THRUST-RELATED STRAIN GRADIENTS AND THRUSTING MECHANISMS IN A CHEVRON-FOLDED SEQUENCE, SOUTHEASTERN AUSTRALIA

An E-directed, imbricate-fan thrust-system within a chevron-folded, monotonous quartz-rich turbidite succession shows marked gradients in strain from the upper to lower parts of individual thrust-sheets. Upper parts of thrust-sheets show low to moderate strains (XZ strains < 5.0:1), subvertical extensions defined by straight quartz-fibres in pressure-shadows on framboidal pyrite, and 50-65% shortening in the inferred thrust-transport direction. This shortening is reflected by upright, close chevron-folds (ILA almost-equal-to 35-50-degrees, where ILA is fold interlimb angle) with axial lines subparallel to major fault traces, spaced cleavage and both E- and W-dipping reverse faults. Lower parts of thrust-sheets are characterized by high strains (XZ > 30:1), tight inclined chevron folds (ILA < 30-degrees) with predominantly W-dipping axial surfaces, intense phyllitic cleavage with a strong down-dip mineral stretching lineation, and long curved tapering quartz pressure-shadows on pyrite.
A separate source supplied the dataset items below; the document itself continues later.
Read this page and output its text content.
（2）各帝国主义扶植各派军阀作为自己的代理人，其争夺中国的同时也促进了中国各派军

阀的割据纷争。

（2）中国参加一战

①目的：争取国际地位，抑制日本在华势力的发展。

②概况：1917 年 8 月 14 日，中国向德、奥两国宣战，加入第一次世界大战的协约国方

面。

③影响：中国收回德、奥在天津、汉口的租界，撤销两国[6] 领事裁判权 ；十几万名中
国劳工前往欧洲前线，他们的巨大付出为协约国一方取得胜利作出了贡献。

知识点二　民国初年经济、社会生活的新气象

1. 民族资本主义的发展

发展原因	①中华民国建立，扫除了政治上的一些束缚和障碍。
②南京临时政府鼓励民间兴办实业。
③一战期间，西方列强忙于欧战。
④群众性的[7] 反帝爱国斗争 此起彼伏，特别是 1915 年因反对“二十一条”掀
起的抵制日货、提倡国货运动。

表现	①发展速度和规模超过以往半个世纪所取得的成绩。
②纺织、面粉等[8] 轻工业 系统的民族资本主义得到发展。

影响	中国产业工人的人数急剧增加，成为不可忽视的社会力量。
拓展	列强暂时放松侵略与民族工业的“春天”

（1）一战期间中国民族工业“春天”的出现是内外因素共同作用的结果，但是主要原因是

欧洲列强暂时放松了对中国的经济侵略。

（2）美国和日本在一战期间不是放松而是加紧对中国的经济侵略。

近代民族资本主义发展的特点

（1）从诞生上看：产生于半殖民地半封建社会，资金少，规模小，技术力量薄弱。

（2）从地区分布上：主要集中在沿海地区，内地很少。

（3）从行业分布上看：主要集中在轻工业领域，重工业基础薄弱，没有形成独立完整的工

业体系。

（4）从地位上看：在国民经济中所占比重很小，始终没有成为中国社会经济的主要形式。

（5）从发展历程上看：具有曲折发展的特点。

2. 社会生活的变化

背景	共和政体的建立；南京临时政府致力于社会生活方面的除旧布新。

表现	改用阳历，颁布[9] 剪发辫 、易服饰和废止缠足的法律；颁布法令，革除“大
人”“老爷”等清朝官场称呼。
Such differences in fold geometry, the intensity of the cleavage and the geometry of quartz-fibres in pressure shadows, require thrust-sheet emplacement to be synchronous with the internal deformation of sheets. Thrust-sheets show a change from an approximately constant volume, plane strain coaxial deformation in their upper parts to non-coaxial high strain deformation with incremental (omega-i) between those expected for pure shear and simple shear (i.e. 0 < omega-i < 5.45-degrees) in their basal parts. Observed geometries and intensities reflect partitioning of strain and deformation mechanisms within individual thrust-sheet volumes both during the initiation and propagation of subsurface detachment-faults, and with their emplacement to shallower crustal levels. Strain softening, related to chevron-folding and more intense cleavage development within a 500 m basal zone, has controlled the emplacement of these turbidite-dominated thrust-sheets. Transport and internal deformation of the thrust-sheets did not involve gravitationally-induced spreading, but required either a push from the rear or some form of underthrusting.